Entre ellos, los más importantes y comunes que se tramitan en jurisdicción voluntaria: declaratoria de incapacidad; declaratoria de ausencia o muerte presunta; dispensa judicial para contraer matrimonio; proceso de divorcio y separación de matrimonio; cambio de nombre; reconocimiento de preñez y de parto; identificación de personas; asientos y rectificaciones de partidas patrimonio familiar y subastas voluntarias, entre otros.

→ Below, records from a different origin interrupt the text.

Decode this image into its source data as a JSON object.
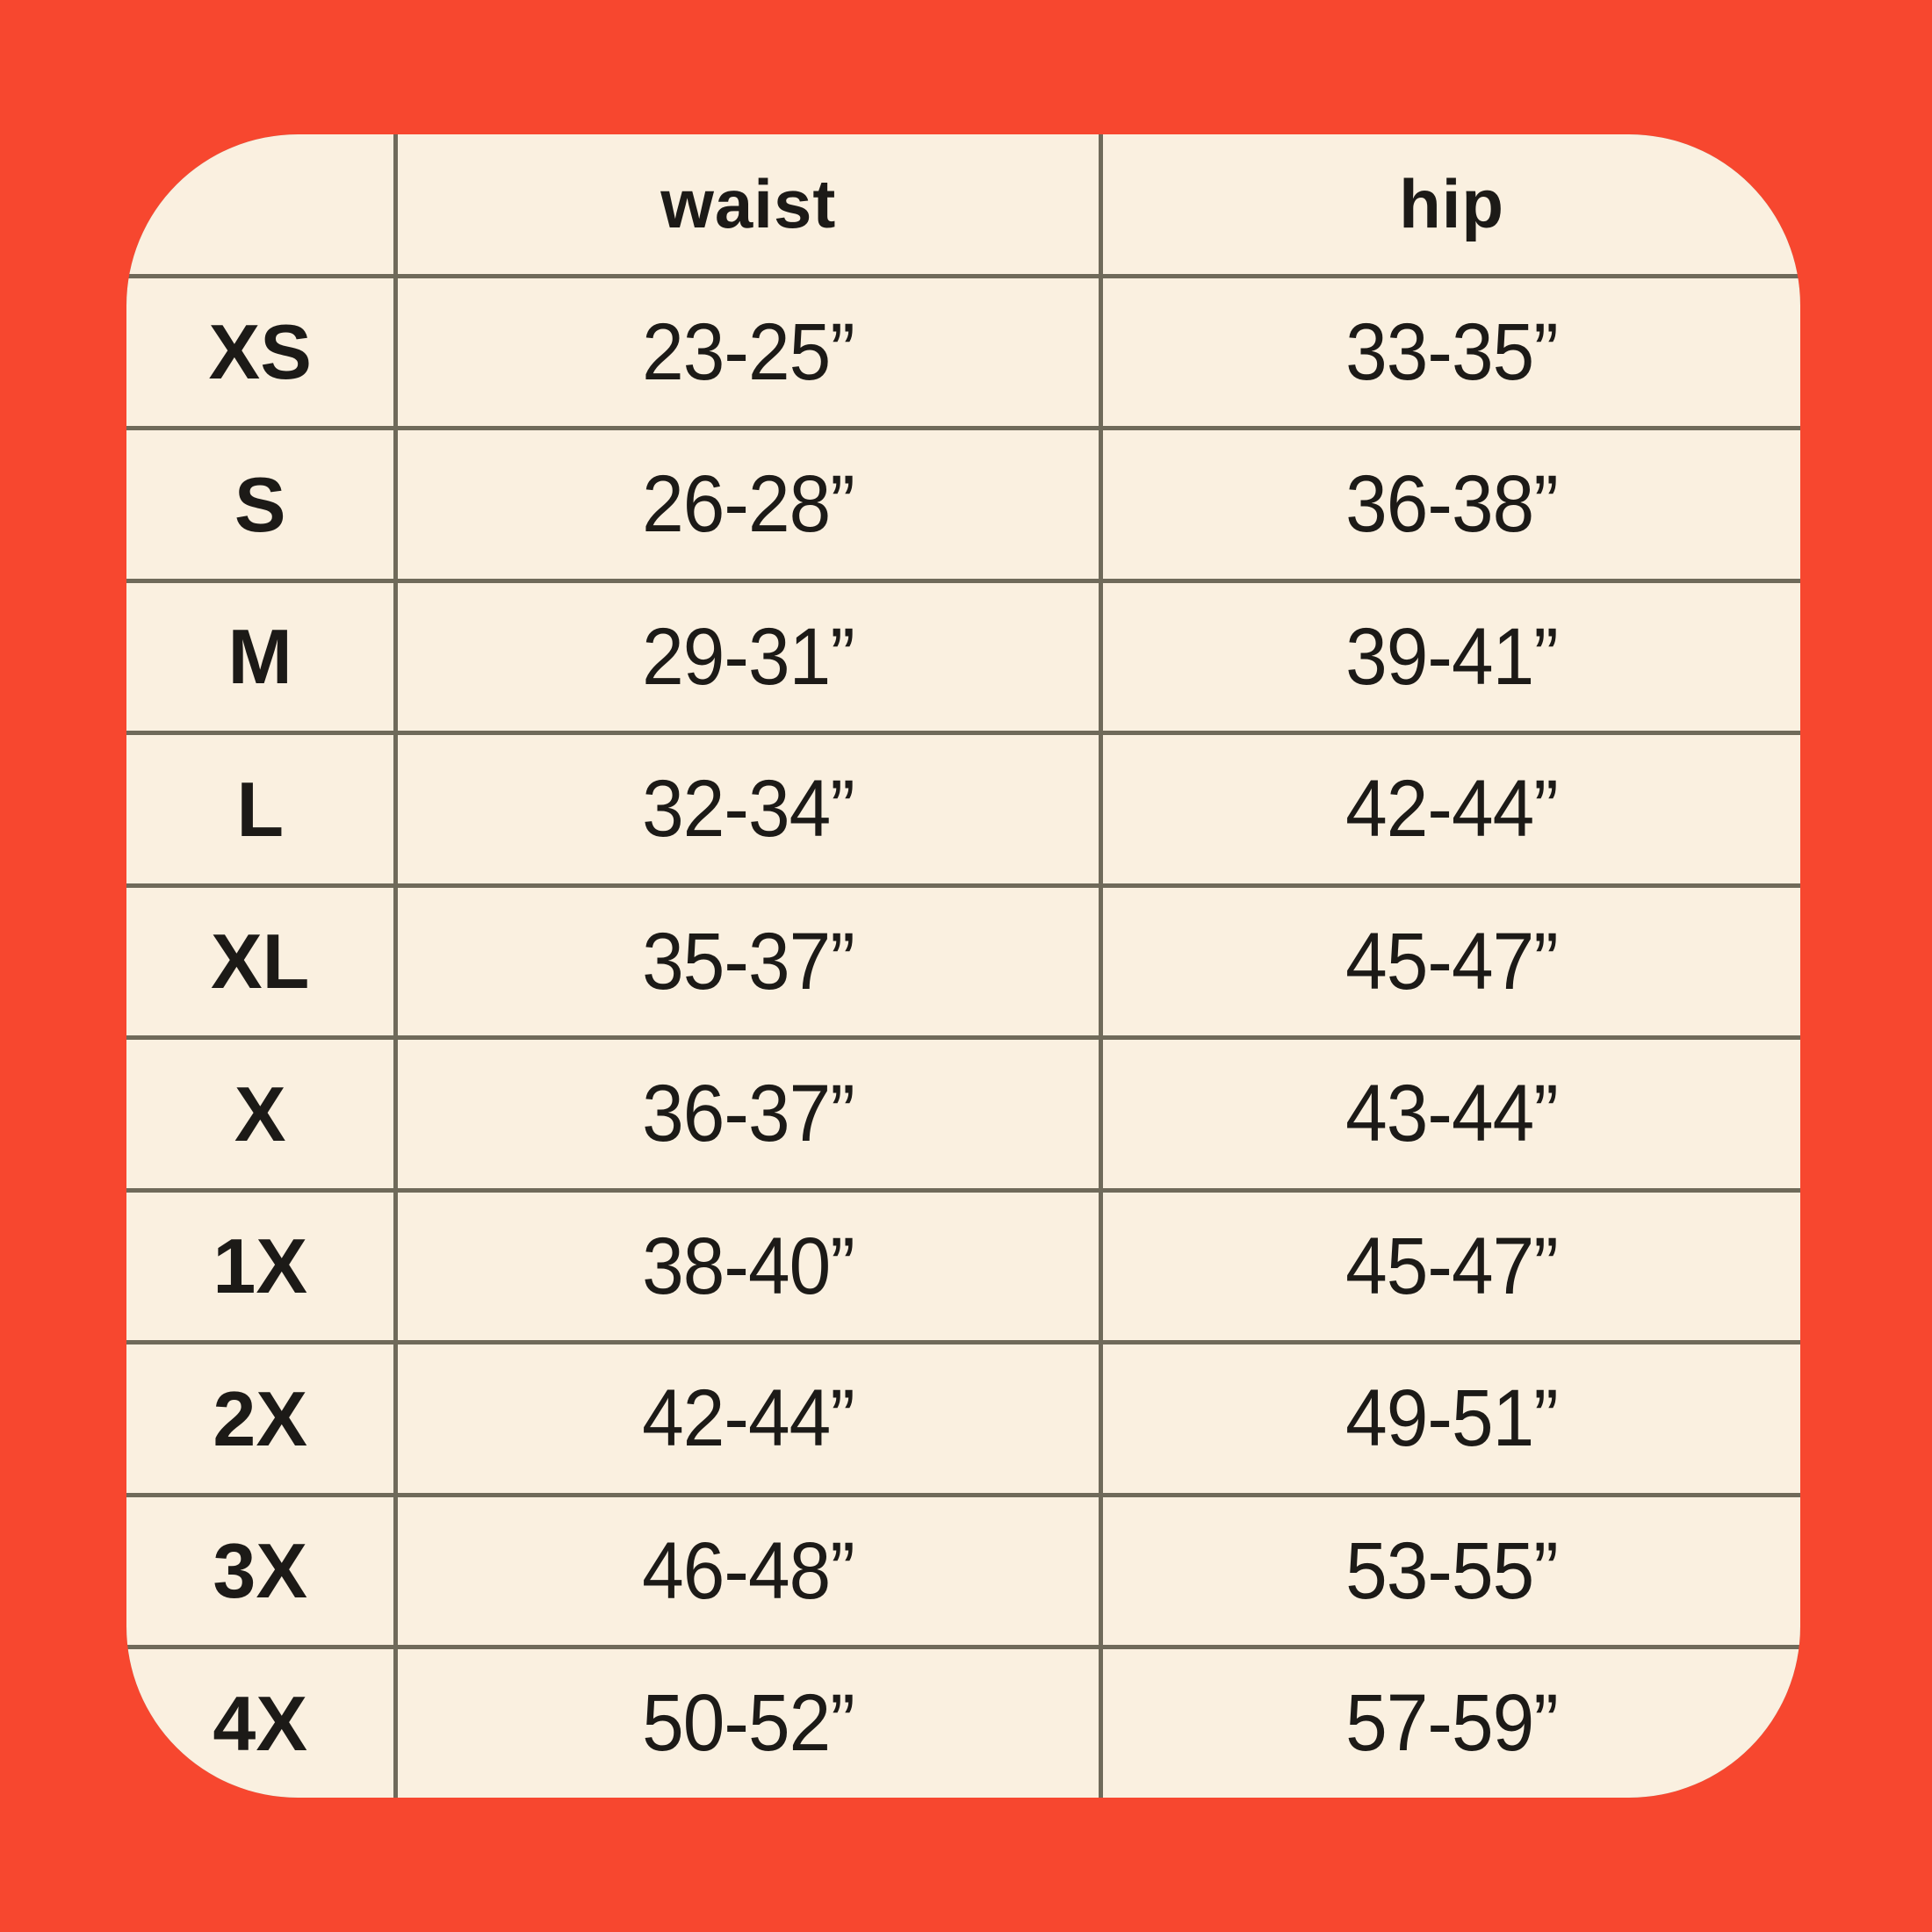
{
  "colors": {
    "background": "#F7472F",
    "card": "#FAF0E0",
    "grid_line": "#6F6A5A",
    "text": "#1C1A17"
  },
  "chart_data": {
    "type": "table",
    "title": "",
    "columns": [
      "",
      "waist",
      "hip"
    ],
    "rows": [
      {
        "size": "XS",
        "waist": "23-25”",
        "hip": "33-35”"
      },
      {
        "size": "S",
        "waist": "26-28”",
        "hip": "36-38”"
      },
      {
        "size": "M",
        "waist": "29-31”",
        "hip": "39-41”"
      },
      {
        "size": "L",
        "waist": "32-34”",
        "hip": "42-44”"
      },
      {
        "size": "XL",
        "waist": "35-37”",
        "hip": "45-47”"
      },
      {
        "size": "X",
        "waist": "36-37”",
        "hip": "43-44”"
      },
      {
        "size": "1X",
        "waist": "38-40”",
        "hip": "45-47”"
      },
      {
        "size": "2X",
        "waist": "42-44”",
        "hip": "49-51”"
      },
      {
        "size": "3X",
        "waist": "46-48”",
        "hip": "53-55”"
      },
      {
        "size": "4X",
        "waist": "50-52”",
        "hip": "57-59”"
      }
    ]
  }
}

Los Contratos que se faccionan ante notario son muchos, dentro de los más importantes son:

  • Contrato de arrendamiento. En un contrato de arrendamiento es esencial que se cuente con claridad del plazo, el inmueble y los datos registrales del inmueble que se ocupará, qué condiciones rigen tanto la entrega en el inicio y al final del arrendamiento. Debe quedar claro si se autoriza a subarrendar y qué sucede con las mejoras que el inquilino añada al inmueble.

 

  • Compraventa: Los elementos esenciales de este contrato son el precio y la cosa. Tiene que quedar determinado o los parámetros para determinar el precio y la cosa que se pretende vender. De igual forma, existen diversas modalidades a través de la cual se puede dar una compraventa, entre estas la compraventa a plazos o con reserva de dominio, por lo cual las partes deben dejar pactado a qué tipo de compraventa se refiere su adquisición.

 

  • Contrato de mandato: El mandato es un contrato a través del cual se le delega a una persona la gestión de ciertos actos de otra persona. El mandato, cuando es con representación, otorga no solo la  gestión de dichos actos sino la representación directa de a quien representa quien ejerce el mandato. De igual forma es esencial que las partes dejen claro si el mandato se otorga para ciertos actos en concreto, plazos determinados y límites; o bien si el mandato se otorga de forma general. Otro elemento esencial que debe establecerse es si el mandato se otorga para cuestiones judiciales y administrativas para cuestiones judiciales, pues esto otorga facultades más amplias y diversas al mandatario.